Porter Square Books draws workers Thursday as well as browsers. (Photo: Marc Levy)

Porter Square Books will reinstate its writer-in-residence program in February, the store announced last week on Twitter.

The bookstore will select two writers – one youth- and one adult-focused – from an applicant pool to write articles for the store’s blog, interact with other authors, participate in store events and use store space to work on their own pieces, store owners said.

Writers-in-residence will get a 40 percent discount on store and cafe products, have access to the “Cambridge Edition” office at 25 White St. after 5 p.m. and on weekends (“a quiet space with flat surfaces,” is the only promise), a chance to contribute to staff recommendations and a launch party “if, ahem, I mean, when” a book is published. Writers will also gain access to a bookshelf full of galleys – not-yet-released books – to use for inspiration and see which publishers might be a good match.

“We are always looking for more ways to bring the resources and the world of books to our community,” said Josh Cook, co-owner and marketing director of Porter Square Books in Cambridge and a writer. “We have a very literary community – you can’t throw a rock without hitting a published writer in Cambridge – and there isn’t a lot that we can offer to the writers in our community, but this is one of those things. That was the goal, to try and bring some of the resources that the writers who’ve actually worked here have used and benefited from to the wider community.”

While Cambridge’s other independent bookstore, Harvard Book Store, doesn’t have a writers-in-residence program, Porter Square Books is not first with the idea. There are similar programs at shops such as Alley Cat Books in San Francisco, Bookshop Santa Cruz in California and Big Blue Marble Books in Philadelphia, Forbes reported.

Writers-in-residence go remote

The program began in 2019 with authors Kathryn Amato and Catherine Flora Con. The store was closed to in-person customers by the Covid pandemic in early 2020, giving writers Justin Chen and Sacha Lamb just a month before the program moved online. Even though the remainder of the 2020 residency was “diluted,” Chen said the experience was still helpful.
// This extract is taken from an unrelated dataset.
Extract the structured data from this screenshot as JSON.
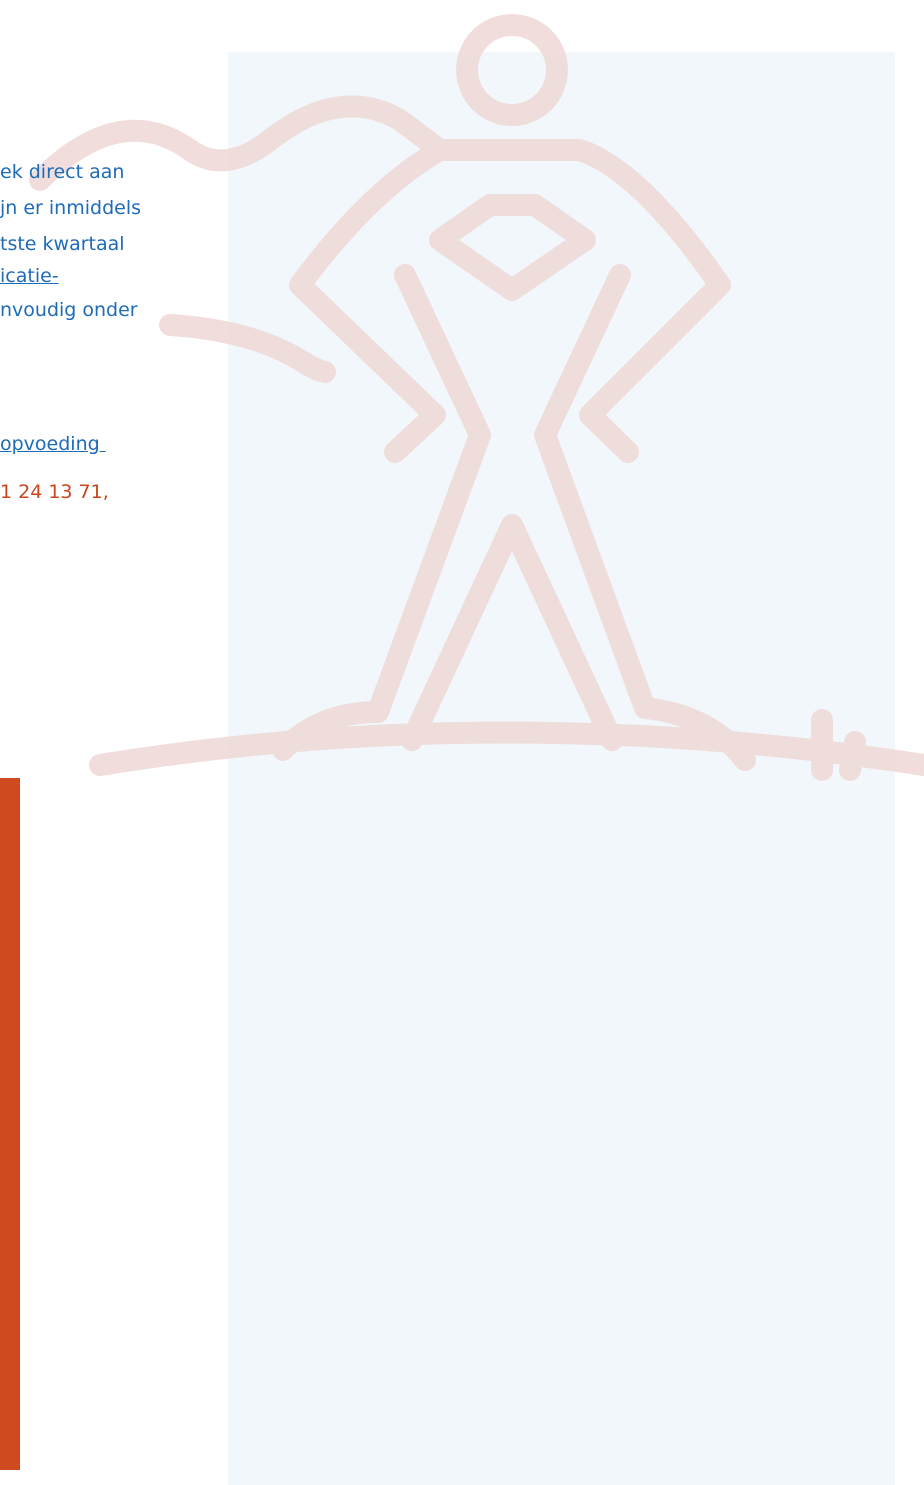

Writing is an isolated pursuit, and it was nice to be part of a community through the residency, said Chen, a self-described “scientist turned writer” who now works as director of external affairs for OpenBiome, a healthcare nonprofit in Porter Square. Since the program, Chen has had several personal essays published.

“As a writer, you want to write stuff that you’re happy with, whether it gets published or not. It’s really helpful to have some validation sometimes, to see that you’re on the right path or that others appreciate or empathize with your writing,” he said. “That was one of the most valuable things for me – just to have that kind of support to think, ‘Yeah, other people do see me as a writer, it’s not just all in my head.’ That was really helpful for me.”

Lamb, the 2020 writer-in-residence for young readers, also found her time in the residency valuable. In an email, Lamb – who expects publication of her debut novel, “When The Angels Left the Old Country,” in October – said she was happy the residency program is opening up again.

“It’s so valuable having a dedicated space to work in (and discounted drinks!),” she said. “I was very sorry to have my residency cut short by the pandemic, but I’m so glad [the store] came through thriving and able to offer that opportunity to other local writers.”

“You’re participating in the community”

Porter Square Books opened in 2004, surviving the threats of chains such as Barnes & Noble and the e-tailer Amazon that proved fatal to many other independent stores. Cook attributes it to the store’s commitment to the community and to providing experiences in addition to bookshelves. The store offers a variety of events and programs such as silent reading parties, author talks, a summer series of concerts and a fan fiction writing panel.

“We really try to be book-lovers who talk to people rather than people who sell books,” he said. “On our social media, we don’t have an official store voice – the people who are writing write in their voice. You’re always talking to a human when you’re talking to Porter Square Books.”

Cambridge, he said, “is also a place that is hungry for literature, hungry for books, and we have advantages that not every store has, being in such a literary, readerly place. I really think it’s that sense that you’re not just shopping when you’re here, you’re participating in the community.”

People of Cambridge, Somerville, Arlington, Belmont, Watertown, Medford and Boston are invited to apply for the writer-in-residence program positions through July 31, with winners announced Oct. 27.